Yes. This has already been demonstrated by "Teaching Arithmetic to Small Transformers" https://arxiv.org/abs/2307.03381 , I'm not sure what OP adds except demonstrating that you can do that via the embedding itself rather than the tokenization.
> We first demonstrate that conventional training data is not the most effective for arithmetic learning, and simple formatting changes can significantly improve accuracy. This leads to sharp phase transitions as a function of training data scale, which, in some cases, can be explained through connections to low-rank matrix completion. Building on prior work, we then train on chain-of-thought style data that includes intermediate step results. Even in the complete absence of pretraining, this approach significantly and simultaneously improves accuracy, sample complexity, and convergence speed. We also study the interplay between arithmetic and text data during training and examine the effects of few-shot prompting, pretraining, and model scale. Additionally, we discuss length generalization challenges.

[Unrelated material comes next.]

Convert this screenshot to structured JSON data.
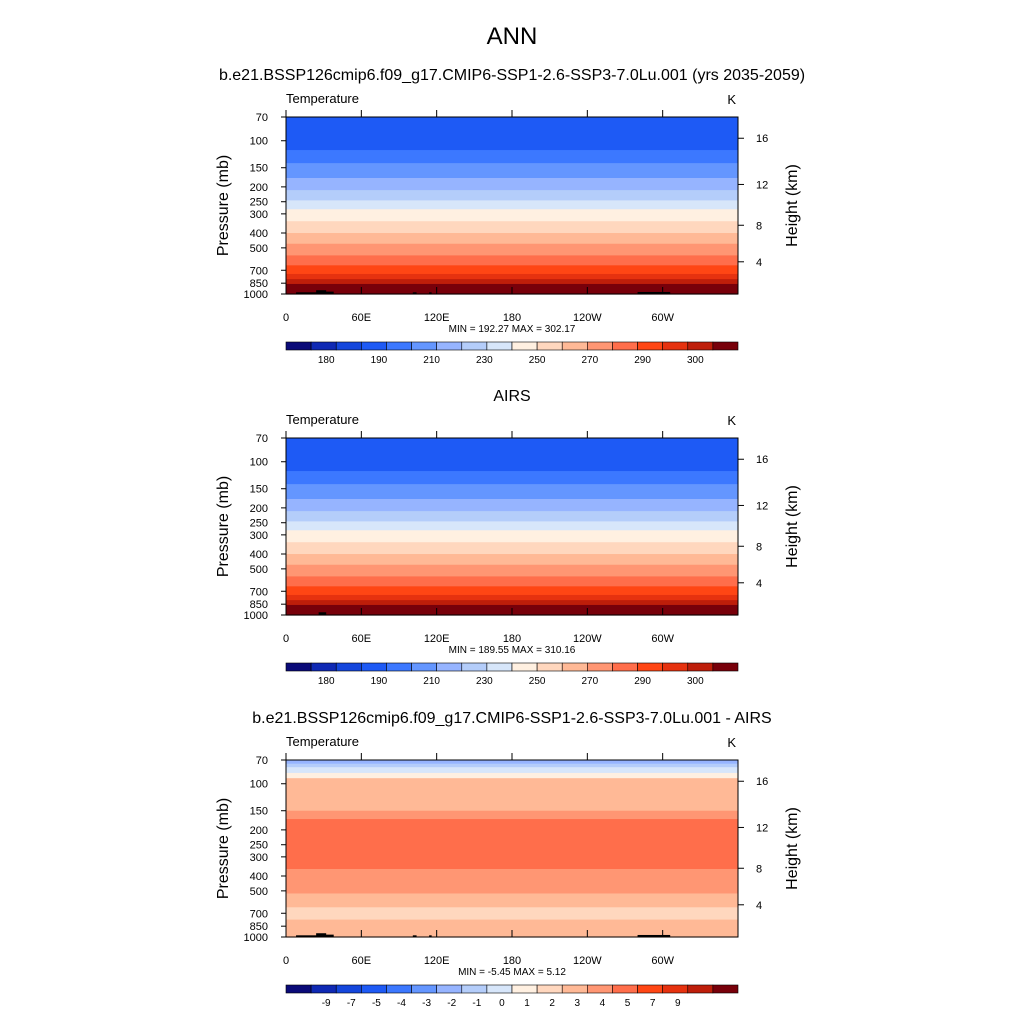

This is an interesting idea but probably hard to verify.
A tangent is that positional systems were originally invented with least digit first, I believe.
The Babylonian sexagesimal system was like that as was the Arabic one (where first is on the right).
The most significant digit first convention came when right-to left numbers were used in left-to-right systems without reversing them in writing. To this day we read the more common smaller numbers least significant digit first to varying degrees.
16 = six teen, sech zehn
98 = acht und neunzig, achten negentig, ثمانية وتسعون